Bei Dokumentationen, die mit Archivmaterial arbeiten, kann es vorkommen, dass für dieses nur das Recht zur Fernsehausstrahlung vorliegt, schon Hintergrundmusik kann ein Ausschlusskriterium darstellen, da zusätzliche Lizenzgebühren anfallen würden. Ähnliches gilt für Sportberichterstattung, gerade, wenn es um den Profifußball geht. Außerdem haben sich die Bundesländer vor fünfeinhalb Jahren darauf geeinigt, dass alle Sendungen, die keinen zeit- oder kulturgeschichtlichen Inhalt haben, nur für begrenzte Zeit online zur Verfügung gestellt werden dürfen. Nach sieben Tagen müssen sie grundsätzlich gelöscht werden. Ein längeres Zeigen ist möglich, bedarf aber eines aufwendigen Genehmigungsverfahrens. Das könnte sich in näherer Zukunft ändern, Bundes- und Landespolitiker sprechen sich für die Abschaffung der Regel aus.

Die private Konkurrenz könnte bereits jetzt offener agieren, für sie gelten jene vergleichsweise restriktiven Regeln des Rundfunkstaatsvertrages nicht. Natürlich müssen auch sie sich bei eingekauften Produktionen an Lizenzbestimmungen halten, auch die Urheberrechtsbestimmungen gelten für sie. Die Sieben-Tage-Regel hingegen nicht. Aber im Unterschied zum gebührenfinanzierten öffentlich-rechtlichen Fernsehen dürfen und möchten ProSieben, RTL und Co. mit ihren Angeboten Geld verdienen. Dementsprechend stolpert man in deren Angeboten oftmals über kostenpflichtige Zusatzdienste oder den Abruf von Filmen gegen Gebühr. Und quotenträchtige Eigenproduktionen oder Serieneinkäufe, sie verschwinden ebenfalls nach kurzer Zeit wieder aus dem frei verfügbaren Netzprogramm.
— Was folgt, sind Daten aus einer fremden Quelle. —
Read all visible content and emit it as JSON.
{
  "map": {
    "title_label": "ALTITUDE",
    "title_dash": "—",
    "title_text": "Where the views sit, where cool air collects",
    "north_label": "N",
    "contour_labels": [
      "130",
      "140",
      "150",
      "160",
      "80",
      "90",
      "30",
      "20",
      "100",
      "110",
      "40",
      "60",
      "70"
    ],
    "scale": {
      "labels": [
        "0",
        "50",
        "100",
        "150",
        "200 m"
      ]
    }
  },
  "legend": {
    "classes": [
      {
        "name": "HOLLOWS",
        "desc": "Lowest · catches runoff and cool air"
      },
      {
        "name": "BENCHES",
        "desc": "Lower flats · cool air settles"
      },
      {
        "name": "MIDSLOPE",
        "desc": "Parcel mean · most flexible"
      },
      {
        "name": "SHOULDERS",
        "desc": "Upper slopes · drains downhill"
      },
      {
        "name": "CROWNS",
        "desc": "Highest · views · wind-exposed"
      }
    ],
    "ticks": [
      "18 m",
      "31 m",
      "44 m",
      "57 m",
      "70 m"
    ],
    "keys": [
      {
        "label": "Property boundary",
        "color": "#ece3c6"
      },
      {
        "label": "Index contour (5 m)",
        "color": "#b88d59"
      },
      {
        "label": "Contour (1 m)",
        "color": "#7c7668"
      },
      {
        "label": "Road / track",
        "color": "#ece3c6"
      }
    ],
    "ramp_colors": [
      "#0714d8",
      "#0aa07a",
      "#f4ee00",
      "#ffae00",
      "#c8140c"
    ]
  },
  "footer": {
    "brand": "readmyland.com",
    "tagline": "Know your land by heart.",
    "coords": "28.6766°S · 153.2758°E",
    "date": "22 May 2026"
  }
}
Aber allen rechtlichen und sonstigen Einschränkungen zum Trotz: Die Mediatheken – egal, ob öffentlich-rechtlich oder privat – sie sind längst mehr als nur eine Werbeplattform, die dazu verleitet, den Fernseher einzuschalten. Sie sind zu einem Zusatzangebot geworden, das zeigt, wie das Fernsehen sich zukunftssicher aufstellen kann, abseits der klassischen technischen Übertragungswege. Mit Flexibilität und mit Mehrwert für den Zuschauer. Und dank der zunehmenden Verschmelzung von Internet und Fernsehen auf modernen Geräten werden sich diese Angebote eher noch ausdehnen.